9. What are Y.A.L.U.’s?

NCECBVI offers instruction through the Young Adult Living Unit (Y.A.L.U.) program. The purpose of the Y.A.L.U. program is to give consistent and comprehensive instruction in skills used for success in everyday adult life. It provides individualized instruction for each student developing their potential to the highest level of independence.

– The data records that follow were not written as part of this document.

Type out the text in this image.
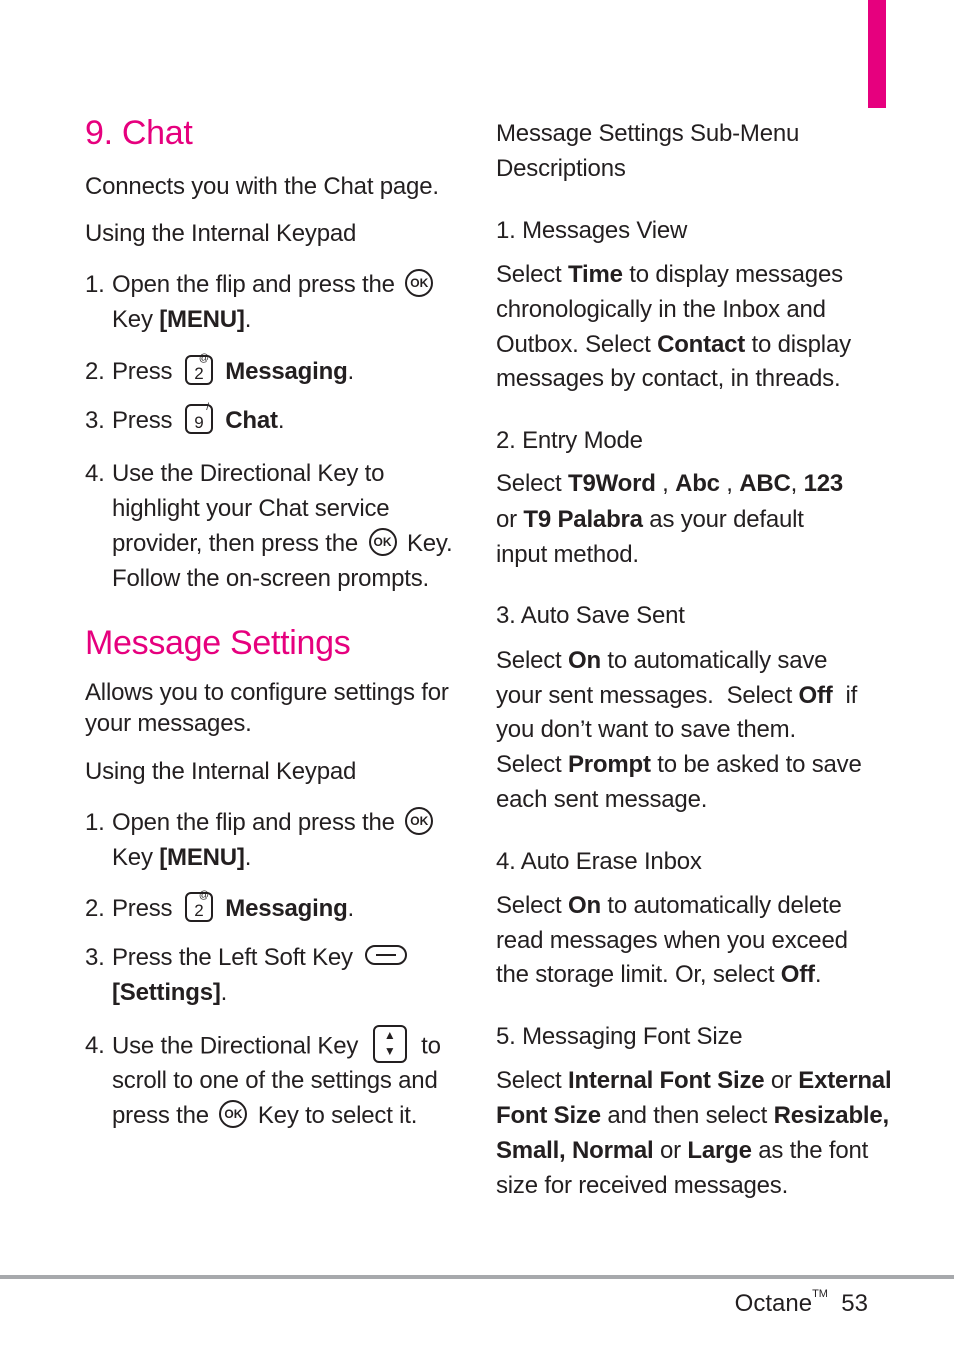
9. Chat
Connects you with the Chat page.
Using the Internal Keypad
1. Open the flip and press the OK
Key [MENU].
2. Press 2
@ Messaging.
3. Press 9
/ Chat.
4. Use the Directional Key to
highlight your Chat service
provider, then press the OK Key.
Follow the on-screen prompts.
Message Settings
Allows you to configure settings for
your messages.
Using the Internal Keypad
1. Open the flip and press the OK
Key [MENU].
2. Press 2
@ Messaging.
3. Press the Left Soft Key
[Settings].
4. Use the Directional Key ▲
▼ to
scroll to one of the settings and
press the OK Key to select it.
Message Settings Sub-Menu
Descriptions
1. Messages View
Select Time to display messages
chronologically in the Inbox and
Outbox. Select Contact to display
messages by contact, in threads.
2. Entry Mode
Select T9Word , Abc , ABC, 123
or T9 Palabra as your default
input method.
3. Auto Save Sent
Select On to automatically save
your sent messages.  Select Off  if
you don’t want to save them.
Select Prompt to be asked to save
each sent message.
4. Auto Erase Inbox
Select On to automatically delete
read messages when you exceed
the storage limit. Or, select Off.
5. Messaging Font Size
Select Internal Font Size or External
Font Size and then select Resizable,
Small, Normal or Large as the font
size for received messages.
Octane™ 53
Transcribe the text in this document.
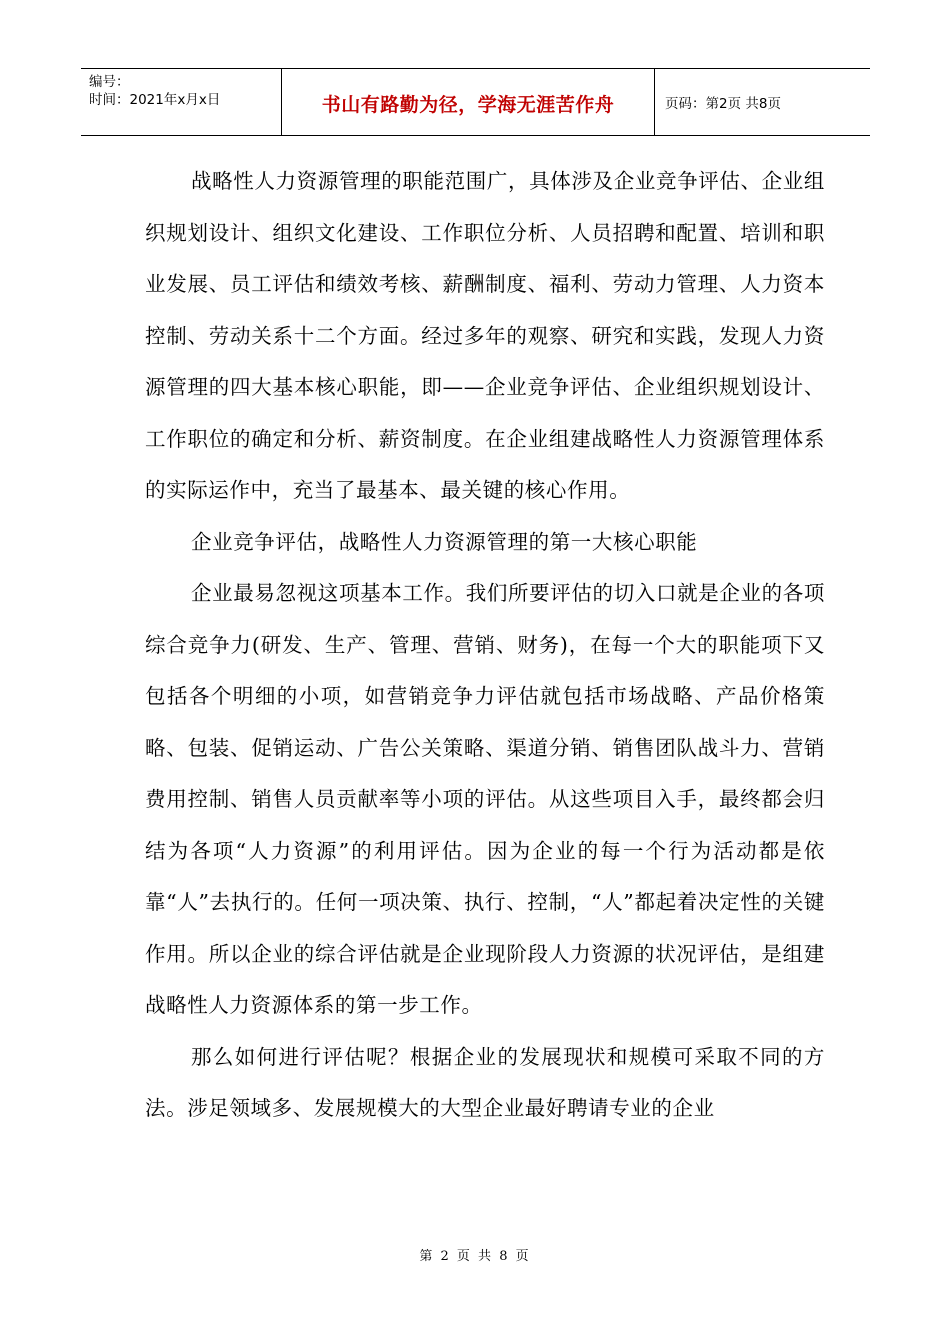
编号：
时间：2021年x月x日	书山有路勤为径，学海无涯苦作舟	页码：第2页 共8页

战略性人力资源管理的职能范围广，具体涉及企业竞争评估、企业组织规划设计、组织文化建设、工作职位分析、人员招聘和配置、培训和职业发展、员工评估和绩效考核、薪酬制度、福利、劳动力管理、人力资本控制、劳动关系十二个方面。经过多年的观察、研究和实践，发现人力资源管理的四大基本核心职能，即——企业竞争评估、企业组织规划设计、工作职位的确定和分析、薪资制度。在企业组建战略性人力资源管理体系的实际运作中，充当了最基本、最关键的核心作用。

企业竞争评估，战略性人力资源管理的第一大核心职能

企业最易忽视这项基本工作。我们所要评估的切入口就是企业的各项综合竞争力(研发、生产、管理、营销、财务)，在每一个大的职能项下又包括各个明细的小项，如营销竞争力评估就包括市场战略、产品价格策略、包装、促销运动、广告公关策略、渠道分销、销售团队战斗力、营销费用控制、销售人员贡献率等小项的评估。从这些项目入手，最终都会归结为各项“人力资源”的利用评估。因为企业的每一个行为活动都是依靠“人”去执行的。任何一项决策、执行、控制，“人”都起着决定性的关键作用。所以企业的综合评估就是企业现阶段人力资源的状况评估，是组建战略性人力资源体系的第一步工作。

那么如何进行评估呢？根据企业的发展现状和规模可采取不同的方法。涉足领域多、发展规模大的大型企业最好聘请专业的企业

第 2 页 共 8 页
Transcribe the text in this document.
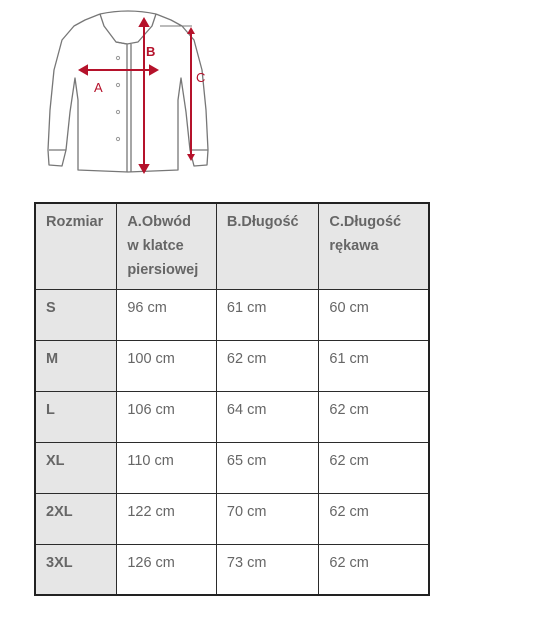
A
B
C
Rozmiar	A.Obwód w klatce piersiowej	B.Długość	C.Długość rękawa
S	96 cm	61 cm	60 cm
M	100 cm	62 cm	61 cm
L	106 cm	64 cm	62 cm
XL	110 cm	65 cm	62 cm
2XL	122 cm	70 cm	62 cm
3XL	126 cm	73 cm	62 cm
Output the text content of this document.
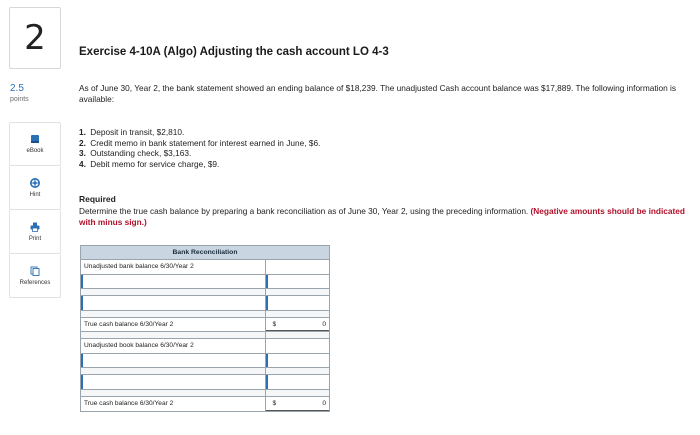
2
2.5
points
eBook
Hint
Print
References
Exercise 4-10A (Algo) Adjusting the cash account LO 4-3
As of June 30, Year 2, the bank statement showed an ending balance of $18,239. The unadjusted Cash account balance was $17,889. The following information is available:
1. Deposit in transit, $2,810.
2. Credit memo in bank statement for interest earned in June, $6.
3. Outstanding check, $3,163.
4. Debit memo for service charge, $9.
Required
Determine the true cash balance by preparing a bank reconciliation as of June 30, Year 2, using the preceding information. (Negative amounts should be indicated with minus sign.)
Bank Reconciliation
Unadjusted bank balance 6/30/Year 2
True cash balance 6/30/Year 2	$	0
Unadjusted book balance 6/30/Year 2
True cash balance 6/30/Year 2	$	0
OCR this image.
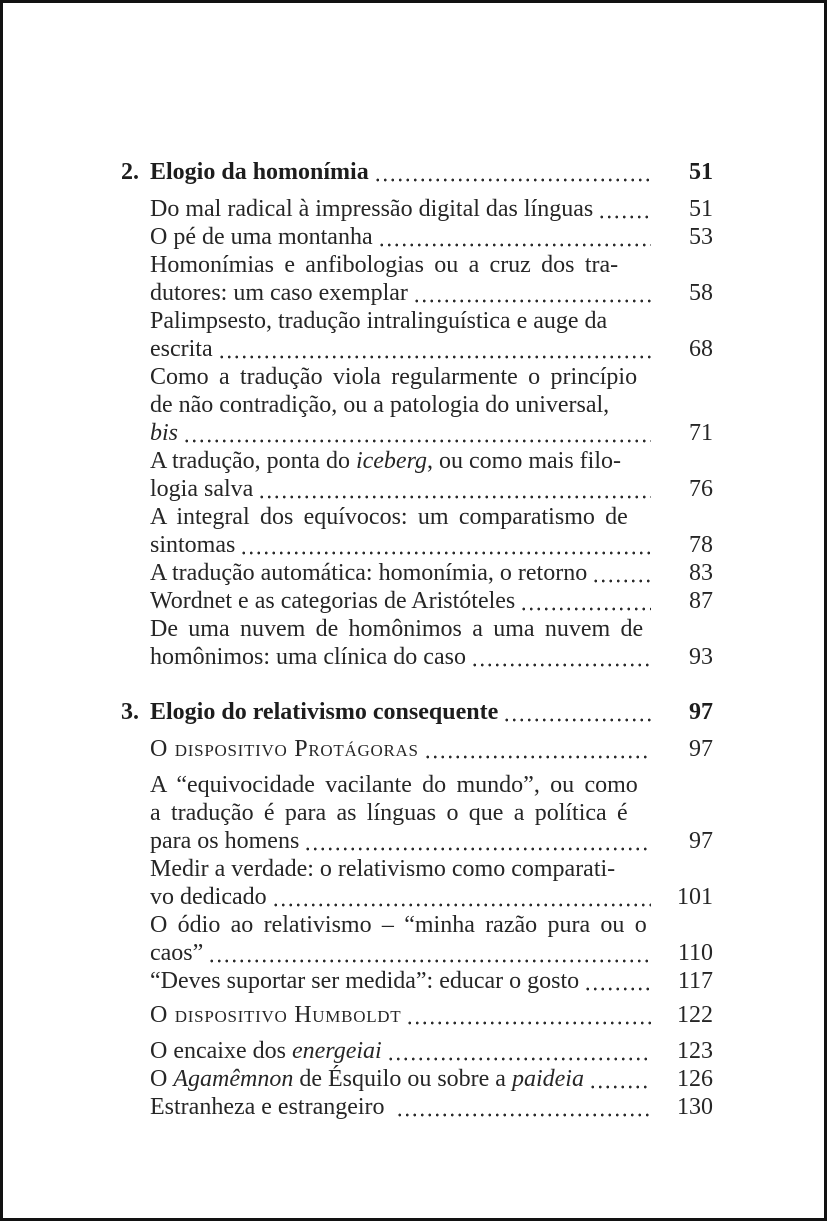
2. Elogio da homonímia	51
Do mal radical à impressão digital das línguas	51
O pé de uma montanha	53
Homonímias e anfibologias ou a cruz dos tra-
dutores: um caso exemplar	58
Palimpsesto, tradução intralinguística e auge da
escrita	68
Como a tradução viola regularmente o princípio
de não contradição, ou a patologia do universal,
bis	71
A tradução, ponta do iceberg, ou como mais filo-
logia salva	76
A integral dos equívocos: um comparatismo de
sintomas	78
A tradução automática: homonímia, o retorno	83
Wordnet e as categorias de Aristóteles	87
De uma nuvem de homônimos a uma nuvem de
homônimos: uma clínica do caso	93
3. Elogio do relativismo consequente	97
O dispositivo Protágoras	97
A “equivocidade vacilante do mundo”, ou como
a tradução é para as línguas o que a política é
para os homens	97
Medir a verdade: o relativismo como comparati-
vo dedicado	101
O ódio ao relativismo – “minha razão pura ou o
caos”	110
“Deves suportar ser medida”: educar o gosto	117
O dispositivo Humboldt	122
O encaixe dos energeiai	123
O Agamêmnon de Ésquilo ou sobre a paideia	126
Estranheza e estrangeiro	130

There are currently four Young Adult Living Units housed in the NCECBVI dormitory. These units consist of a kitchen, bedroom, living and dining area, and private bathroom. One unit has been specifically designed with wheelchair accommodations. This program is available for qualified students enrolled in the NCECEBVI center based program as well as qualified students in Nebraska who are being served through the NCECBVI outreach department. Students will receive related instruction during their school day as well as in the Y.A.L.U. in the evening hours. Students are less supervised in the Y.A.L.U. program than in the dormitory and receive scheduled and unscheduled supervisory visits by the NCECBVI staff.

 

Y.A.L.U.’s Program Goals

The students will…

  • demonstrate an understanding of personal life and transition issues.
  • demonstrate an understanding of the implications of their visual impairment and strategies for vision enhancement.
  • demonstrate effective communication skills.
  • demonstrate the ability to utilize functional math skills.
  • demonstrate an understanding of how to secure and maintain housing.
  • demonstrate appropriate techniques used in clothing care and food preparation.
  • demonstrate knowledge and appropriate health and safety techniques.
  • demonstrate an understanding of employment and/or post-secondary options.
  • demonstrate knowledge and use of technology.
  • demonstrate personal management and self-advocacy skills.
  • utilize a variety of personal and community resources to increase independence and leisure skills.
  • utilize disability-specific resources.